When a person is charged with violating their probation, they are entitled to two hearings. The first is a preliminary hearing to determine whether there is probable cause to believe that they have actually violated their probation. At such a preliminary hearing, the defendant has the right to an attorney, the right to present evidence and witnesses, and some ability to confront the evidence offered against them. The witnesses are under oath and records are kept. The defendant is released if no probable cause is found but is kept in custody pending a final hearing if the judge finds probable cause.

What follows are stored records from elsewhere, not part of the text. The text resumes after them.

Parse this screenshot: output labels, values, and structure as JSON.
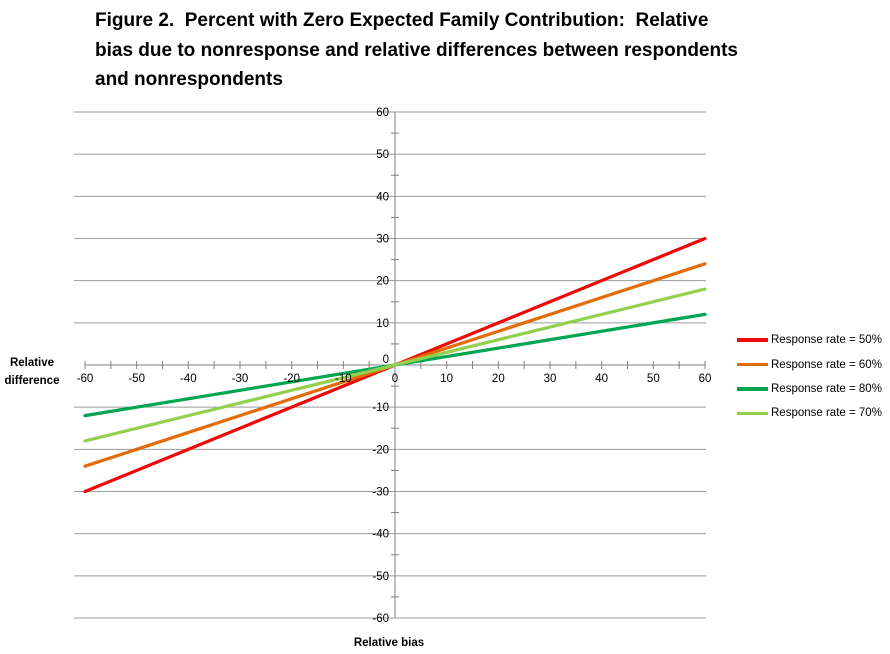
{
  "figure": {
    "title_lines": [
      "Figure 2.  Percent with Zero Expected Family Contribution:  Relative",
      "bias due to nonresponse and relative differences between respondents",
      "and nonrespondents"
    ],
    "y_axis_title_lines": [
      "Relative",
      "difference"
    ],
    "x_axis_title": "Relative bias"
  },
  "chart_data": {
    "type": "line",
    "title": "Figure 2. Percent with Zero Expected Family Contribution: Relative bias due to nonresponse and relative differences between respondents and nonrespondents",
    "xlabel": "Relative bias",
    "ylabel": "Relative difference",
    "xlim": [
      -60,
      60
    ],
    "ylim": [
      -60,
      60
    ],
    "x_major_ticks": [
      -60,
      -50,
      -40,
      -30,
      -20,
      -10,
      0,
      10,
      20,
      30,
      40,
      50,
      60
    ],
    "y_major_ticks": [
      -60,
      -50,
      -40,
      -30,
      -20,
      -10,
      0,
      10,
      20,
      30,
      40,
      50,
      60
    ],
    "minor_tick_step": 5,
    "grid": "horizontal-major-gridlines",
    "legend_position": "right",
    "axis_color": "#808080",
    "gridline_color": "#9c9c9c",
    "text_color": "#000000",
    "series": [
      {
        "name": "Response rate = 50%",
        "color": "#ee0a0a",
        "points": [
          [
            -60,
            -30
          ],
          [
            60,
            30
          ]
        ]
      },
      {
        "name": "Response rate = 60%",
        "color": "#e36c0a",
        "points": [
          [
            -60,
            -24
          ],
          [
            60,
            24
          ]
        ]
      },
      {
        "name": "Response rate = 80%",
        "color": "#00a551",
        "points": [
          [
            -60,
            -12
          ],
          [
            60,
            12
          ]
        ]
      },
      {
        "name": "Response rate = 70%",
        "color": "#92d050",
        "points": [
          [
            -60,
            -18
          ],
          [
            60,
            18
          ]
        ]
      }
    ]
  }
}
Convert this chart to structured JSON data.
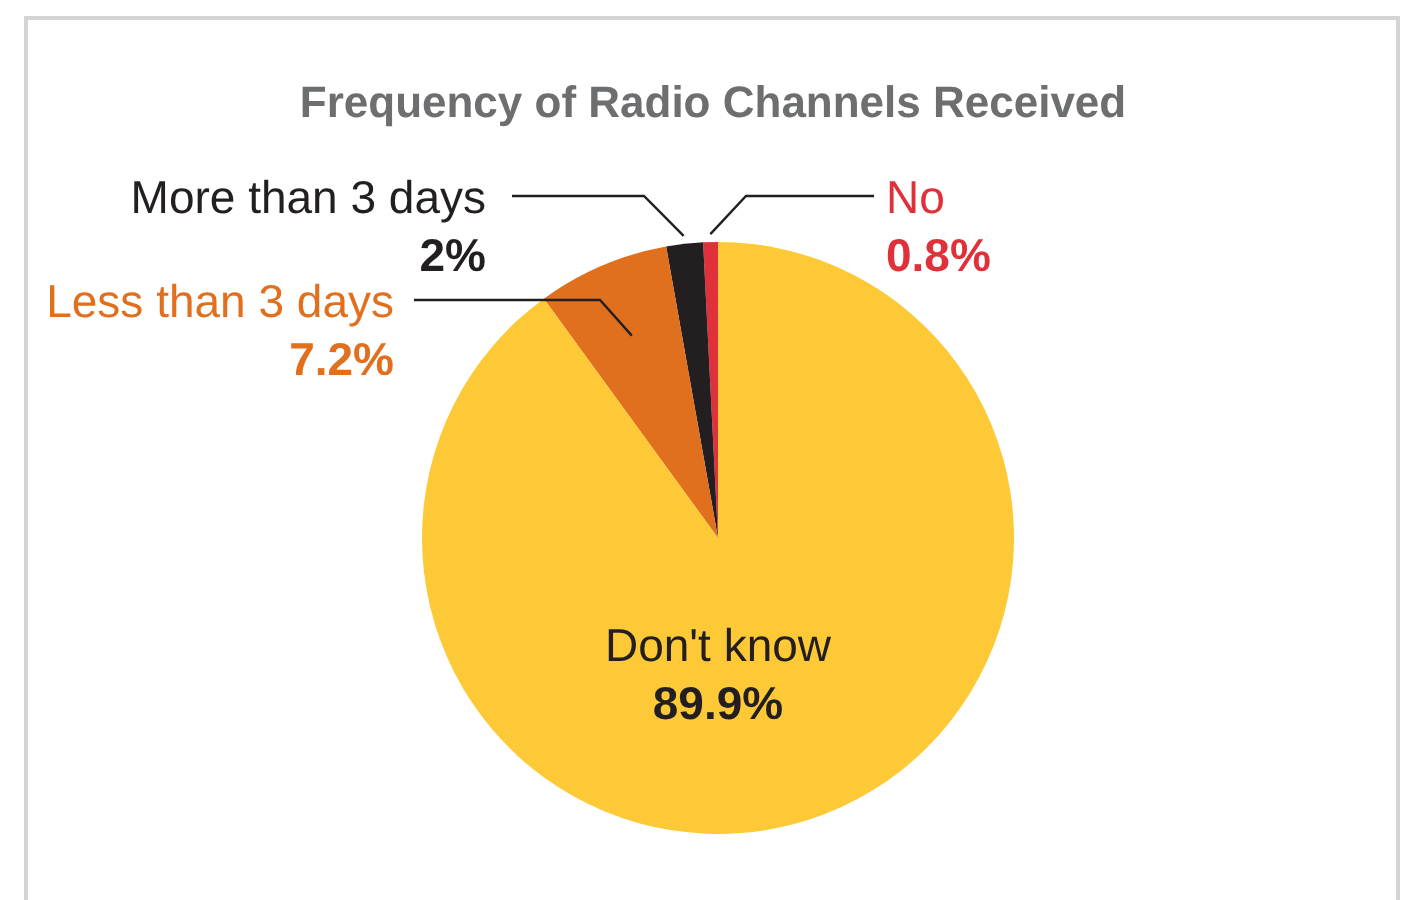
{
  "chart_data": {
    "type": "pie",
    "title": "Frequency of Radio Channels Received",
    "categories": [
      "No",
      "More than 3 days",
      "Less than 3 days",
      "Don't know"
    ],
    "values": [
      0.8,
      2,
      7.2,
      89.9
    ],
    "colors": [
      "#e0313b",
      "#231f20",
      "#e0701e",
      "#fec937"
    ],
    "value_labels": [
      "0.8%",
      "2%",
      "7.2%",
      "89.9%"
    ]
  }
}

If probable cause is found, there will be a final revocation hearing. The defendant has the same rights as in the preliminary hearing, though they do have an expanded right to confront witnesses against them. In the final hearing, the judge (both hearings are before judges, not before juries) has to find that a preponderance of the evidence shows that the defendant has violated their probation. This is a lower threshold than the “beyond a reasonable doubt” threshold needed to convict a person of a crime.
If the defendant is found guilty, the conditions of their probation may be modified. For example, they may have their freedom to move around limited, with that limitation enforced by electronic surveillance devices. Alternatively, they might have their term of probation extended. These are two options other than incarceration or a simple continuation of their previous sentence.